Copyright © 2020 Albuquerque Journal
SANTA FE – Democratic Rep. Ben Ray Luján has maintained his advantage over Republican Mark Ronchetti in the race for a rare open U.S. Senate seat in New Mexico, a new Journal Poll found.
With Election Day near, 52% of likely general election voters surveyed said they planned to or had already voted for Luján, a six-term congressman from a prominent northern New Mexico political family.
Ronchetti, a former Albuquerque television meteorologist making his first run for elected office, got the support of 44% of voters surveyed while Libertarian candidate Bob Walsh trailed far behind the two front-runners.
Journal pollster Brian Sanderoff said the difference between the recent poll and a previous poll conducted before Labor Day, which showed Luján with a 49%-40% edge over Ronchetti, is that most undecided voters have made up their minds.
“Ben Ray Luján has a similar lead over Mark Ronchetti as in the last Journal Poll, but the undecideds have evaporated,” said Sanderoff, who is the president of Albuquerque-based Research & Polling Inc.
He also said Luján eclipsing the 50% voter support threshold was significant, especially since many New Mexico voters have already cast ballots via absentee and early voting.
Like other New Mexico Democrats, Luján is drawing broad support among female and Hispanic voters, the new Journal Poll found.
While Anglo voters were slightly more likely to support Ronchetti than Luján, a total of 60% of Hispanic voters surveyed said they planned to vote for the Democratic candidate. In contrast, 35% of Hispanic voters said they supported Ronchetti.
“He’s run a good race for a first-time candidate, but he’s got an uphill political battle,” Sanderoff said of Ronchetti, while also noting the GOP candidate’s name recognition from his television background.
If elected, Luján, 48, would become New Mexico’s first Hispanic U.S. senator since Joseph Montoya in 1977.
For his part, Ronchetti, 47, would be the first Republican elected by state voters to the U.S. Senate since Pete Domenici was elected to his sixth and final six-year term in 2002.
This year’s race does not feature an incumbent, as Democrat Tom Udall announced in March 2019 he would not seek reelection.
While the Journal Poll found little difference in voter preference based on age, there was a split by education level.
New Mexico voters with college or graduate school degrees were more likely to support Luján than voters with high school diplomas or only some college credits, who narrowly favored Ronchetti over his Democratic opponent.
That trend has also played out in other races, including the presidential contest between Trump and Democrat Joe Biden.

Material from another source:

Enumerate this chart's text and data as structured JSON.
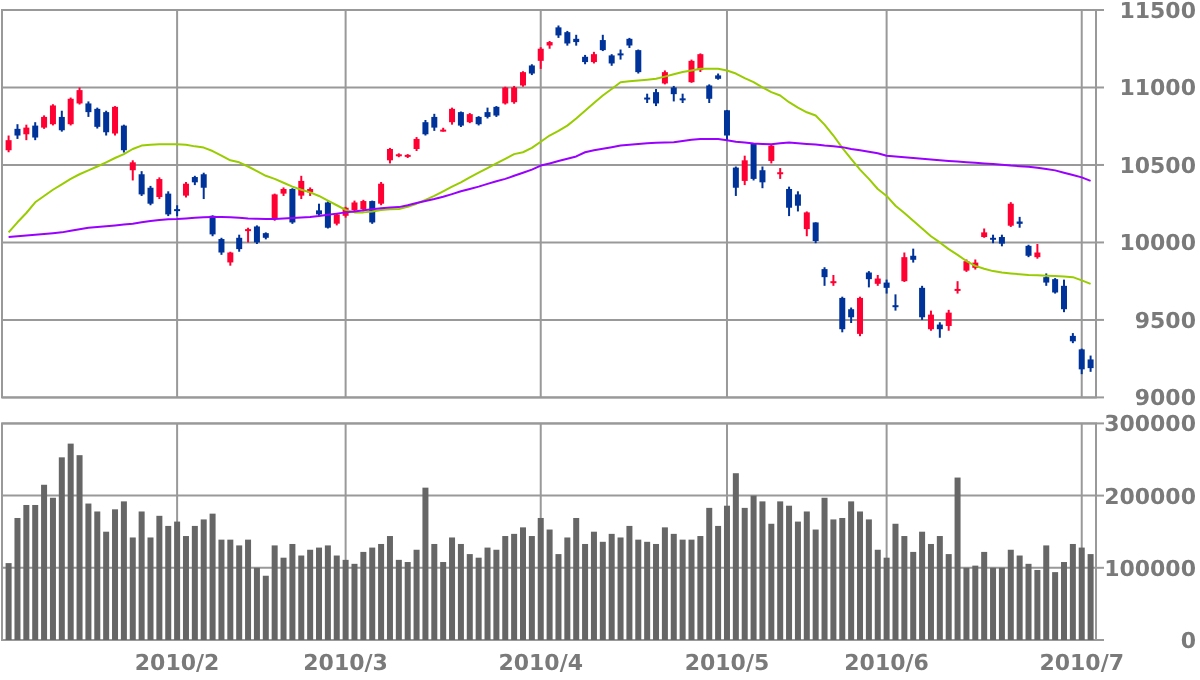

Meanwhile, Luján had a commanding lead over Ronchetti in both north central New Mexico and the Albuquerque metro area, while Ronchetti was getting broad voter support among voters in northwest New Mexico and on the state’s east side.
The two leading candidates in this year’s U.S. Senate race have clashed in three televised debates in the run-up to Election Day.
They’ve also both launched hard-hitting television advertisements focused on health care access, crime and the handling of the COVID-19 pandemic.
Luján, who was unopposed in the Democratic primary election, has raised more than $8.4 million for his campaign and already spent roughly $7.8 million, according to recent campaign filings with the Federal Election Commission.
Ronchetti, who won a three-way GOP primary in June, has reported raising nearly $3.5 million and spending about $2.8 million.
Several outside groups have also spent hefty sums in the race, including a National Association of Realtors political committee that has reported spending nearly $460,000 on Luján’s behalf.
The Journal Poll is based on a scientific, statewide sample of 1,180 likely general election voters who also voted in either the 2016 and 2018 general elections – or both. It also includes newly registered voters who said they were very likely to vote in the 2020 general election.
The poll was conducted from Oct. 23 through Oct. 29. The voter sample has a margin of error of plus or minus 2.9 percentage points. The margin of error grows for subsamples.
All interviews were conducted by live, professional interviewers, with multiple callbacks to households that did not initially answer the phone.
Both cellphone numbers (81%) and landlines (19%) of likely general election voters were used.